Most of its reagent manufacturing has in the meantime been consolidated at USB, now called Affymetrix Ohio, and Affy has outsourced its instrument manufacturing to an undisclosed third party.

Batty did not touch on the transfer of ACSL to Navigenics during his talk.

All in the Family

Navigenics' DTC service uses a custom version of Affy's SNP 6.0 genotyping array, and the two firms have close ties. Navigenics' Chief Operating Officer Sean George was formerly vice president of marketing at Affy; General Counsel Stephen Moore previously held the same position at Affy; and board member Sue Siegel, who is now managing the firm, was formerly president at Affy.

Siegel assumed her co-management duties together with fellow Navigenics director Dana Mead following the departure of Navigenics CEO Mari Baker earlier this month (see BAN 3/3/2009).

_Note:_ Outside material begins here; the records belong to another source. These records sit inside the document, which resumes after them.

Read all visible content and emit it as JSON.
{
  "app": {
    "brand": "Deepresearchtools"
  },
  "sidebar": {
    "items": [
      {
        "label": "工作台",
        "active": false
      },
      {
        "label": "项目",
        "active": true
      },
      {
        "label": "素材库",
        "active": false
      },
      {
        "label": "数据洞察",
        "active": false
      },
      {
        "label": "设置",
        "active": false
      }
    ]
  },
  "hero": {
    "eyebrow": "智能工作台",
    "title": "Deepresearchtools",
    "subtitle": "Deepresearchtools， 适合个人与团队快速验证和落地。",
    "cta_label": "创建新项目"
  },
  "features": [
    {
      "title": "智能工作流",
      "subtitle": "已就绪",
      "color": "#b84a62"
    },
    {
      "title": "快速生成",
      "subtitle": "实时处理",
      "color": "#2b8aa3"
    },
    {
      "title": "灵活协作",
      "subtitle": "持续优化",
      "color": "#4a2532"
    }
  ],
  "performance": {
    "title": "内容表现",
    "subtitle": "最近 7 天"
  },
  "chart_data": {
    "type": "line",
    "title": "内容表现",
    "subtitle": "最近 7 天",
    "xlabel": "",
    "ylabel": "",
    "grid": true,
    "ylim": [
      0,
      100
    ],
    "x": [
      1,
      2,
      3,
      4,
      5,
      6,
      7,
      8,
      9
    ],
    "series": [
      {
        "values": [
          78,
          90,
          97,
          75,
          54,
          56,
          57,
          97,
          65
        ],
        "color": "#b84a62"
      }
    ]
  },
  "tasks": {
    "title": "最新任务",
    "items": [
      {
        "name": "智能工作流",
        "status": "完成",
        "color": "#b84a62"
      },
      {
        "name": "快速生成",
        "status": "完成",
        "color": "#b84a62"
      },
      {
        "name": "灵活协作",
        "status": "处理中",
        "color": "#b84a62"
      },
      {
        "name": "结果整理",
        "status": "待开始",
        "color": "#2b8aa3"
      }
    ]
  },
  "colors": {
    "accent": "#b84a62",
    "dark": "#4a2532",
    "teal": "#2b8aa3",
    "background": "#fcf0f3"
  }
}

Cynthia French, who joined Affy as vice president of its Clinical Services Laboratory in 2006, was named chief scientific officer at Exiqon last June. Exiqon bought Tustin, Calif.-based diagnostics firm Oncotech last year, rebranding it as Exiqon Diagnostics in October. Exiqon Diagnostics offers tests through its CLIA-compliant lab (see BAN 10/21/2008).

According to the Affy spokeperson, in selling ACSL to Navigenics, the Santa Clara-based array vendor wanted to return its focus to its "core business objective of being an enabler for the broad adoption of microarrays across all genetic analysis markets, including CLIA lab services, to help all individuals benefit from understanding their own DNA."